Amgen makes room for biosimilars despite cutting manufacturing 23%

Amgen says it will continue to invest in manufacturing technologies to support its biosimilar pipeline despite announcing a restructuring that will reduce its manufacturing footprint by 23%.

Approved by the Board at the weekend, Amgen announced plans to restructure its business in order to save up to $700m (€520m) a year during a conference call yesterday discussing Q2 2014.

The company is slashing manufacturing operations by about 23%, shuttering its Bothell, Washington and Longmont, Colorado facilities and cutting headcount at its headquarters and clinical manufacturing Thousand Oaks, California site, as part of a staff reduction affecting up to 2,900 workers.

However, the restructuring gives the firm the opportunity to “rationalise” some of its manufacturing capability, freeing up some of Amgen’s legacy manufacturing capacity, CEO Bob Bradway told investors.

“We’re exiting 20 year old manufacturing technologies and continuing to invest in what we think are state-of-the-art, cutting-edge technologies that will enable us to rationalize and, we think, make product more reliably and more cost effectively,” he said (transcript here).

Furthermore, he added, Amgen is dedicated to investing in manufacturing technologies and processes that reduce the current cost and increase the reliability of making protein therapies.

“This doesn’t, in any way, diminish our enthusiasm for the biosimilar portfolio that we’re developing,” Bradway continued. “We have six programs advancing, three of which are already in pivotal trial, so we’re excited about the prospect of developing and launching those beginning in 2017.”

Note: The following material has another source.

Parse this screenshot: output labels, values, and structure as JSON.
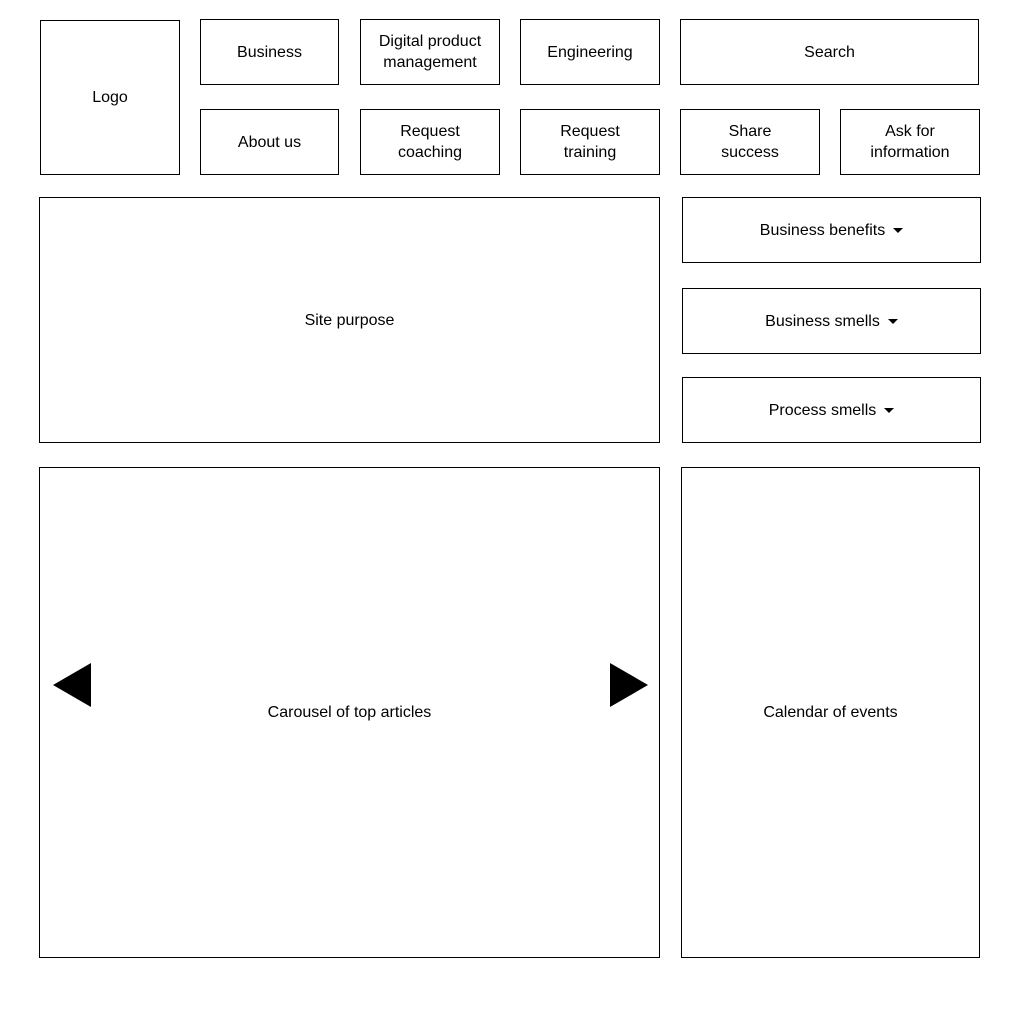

Amgen has pursued its own biosimilar products, partnering with generics firm Watson – now Actavis – in 2011, to develop and commercialise biosimilar versions of bevacizumab (Roche’s Avastin), trastuzumab (Roche’s Herceptin), rituximab (Roche/Biogen Idec’s Rituxan/Mabthera) and cetuximab (BMS/Lilly’s Erbitux).

The firm is also working on versions of AbbVie’s Humira and Janssen’s drug Remicade which became the first MAb drug to have a biosimilar approved in Europe last year.

As for its proprietary portfolio, both Neupogen (filgrastim) and Epogen (epoetin alfa) both face biosimilar competition in the EU and other markets, though not the US which is yet to have approved a biosimilar.

For the quarter, Amgen reported $1.4bn in global sales of Neupogen and $512m for Epogen. Sales of Enbrel (etanercept) were $1.2bn. Total revenues for the company were $5.2bn, up 11% year-on-year, whilst operating expenses remained flat at $3.3bn.